Resort Development Continues to Grow…But
The Resort Development industry continues to grow despite the perception that it is stuck in 2008 and that there is a sub-prime loan crisis ongoing and that all banks are insolvent and cant fund projects and that golf courses are overbuilt and that timeshare is dead. Quite the contrary. The Resort lifestyle industry, including golf course communities, timeshare and interval ownership companies as well as private camping networks and vacation clubs continue to see large sales volume increases. According to A.R.D.A. (American Resort Development Association), timeshare sales topped $7.9 Billion in 2014, up for the fifth year in row and with forecasts of 6%+ sales growth for the foreseeable future. Chris Bounds, of Austin, notes that moderately priced to high end, golf course communities are flourishing in every major market that has a positive population grown and RVing and RV resorts continue to try and keep up with baby boomer demand. Marriott Vacation Club continues to add luxury properties to its stable of world wide resorts and will once again finance many of its sales internally. The industry is growing.
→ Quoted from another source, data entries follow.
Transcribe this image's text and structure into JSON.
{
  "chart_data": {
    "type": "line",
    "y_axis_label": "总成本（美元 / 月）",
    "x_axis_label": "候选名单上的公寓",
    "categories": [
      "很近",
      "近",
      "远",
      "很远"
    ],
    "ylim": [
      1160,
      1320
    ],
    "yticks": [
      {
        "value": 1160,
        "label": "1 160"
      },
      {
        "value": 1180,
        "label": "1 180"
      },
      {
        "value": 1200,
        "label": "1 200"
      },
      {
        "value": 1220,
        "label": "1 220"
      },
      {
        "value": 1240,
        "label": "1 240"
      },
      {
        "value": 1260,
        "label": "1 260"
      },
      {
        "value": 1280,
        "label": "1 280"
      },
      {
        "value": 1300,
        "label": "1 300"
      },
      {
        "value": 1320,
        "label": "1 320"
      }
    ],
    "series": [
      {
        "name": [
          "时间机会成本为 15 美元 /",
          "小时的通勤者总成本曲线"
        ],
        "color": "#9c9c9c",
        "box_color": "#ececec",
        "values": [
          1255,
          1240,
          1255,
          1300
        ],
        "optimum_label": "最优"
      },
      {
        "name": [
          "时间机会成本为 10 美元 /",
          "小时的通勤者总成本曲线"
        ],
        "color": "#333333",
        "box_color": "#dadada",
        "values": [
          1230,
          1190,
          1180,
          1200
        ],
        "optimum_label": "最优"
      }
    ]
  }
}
Admittedly the markets have shifted and changed and consumers have more choices for their leisure dollars and are much more “educated” about such things than they once were (which is great) and the internet is a THING! OK fine, these are all good changes. A well dressed, non-chain smoking, educated sales team under seasoned leadership is what it may now take to sell out all the lots around a golf course before it is complete or sell Points for interval exchanges at a higher average rate and volume than on-site sales, but that is that. Resort companies that understand and embrace this concept are setting sales records. Public companies own more and more such assets and old, mismanaged country clubs with musty carpet and divot laced greens or timeshare communities with faded paint and mossy swimming pools are struggling the same fate carriage manufacturers did in 1920. For them, without change, it won’t end well.
Many land and timeshare notes are once again being financed at face value and many are once again being securitized on Wall Street. The US consumers HAVE CHANGED and the developers that change with them will fair just fine as we plan sales projects into 2020!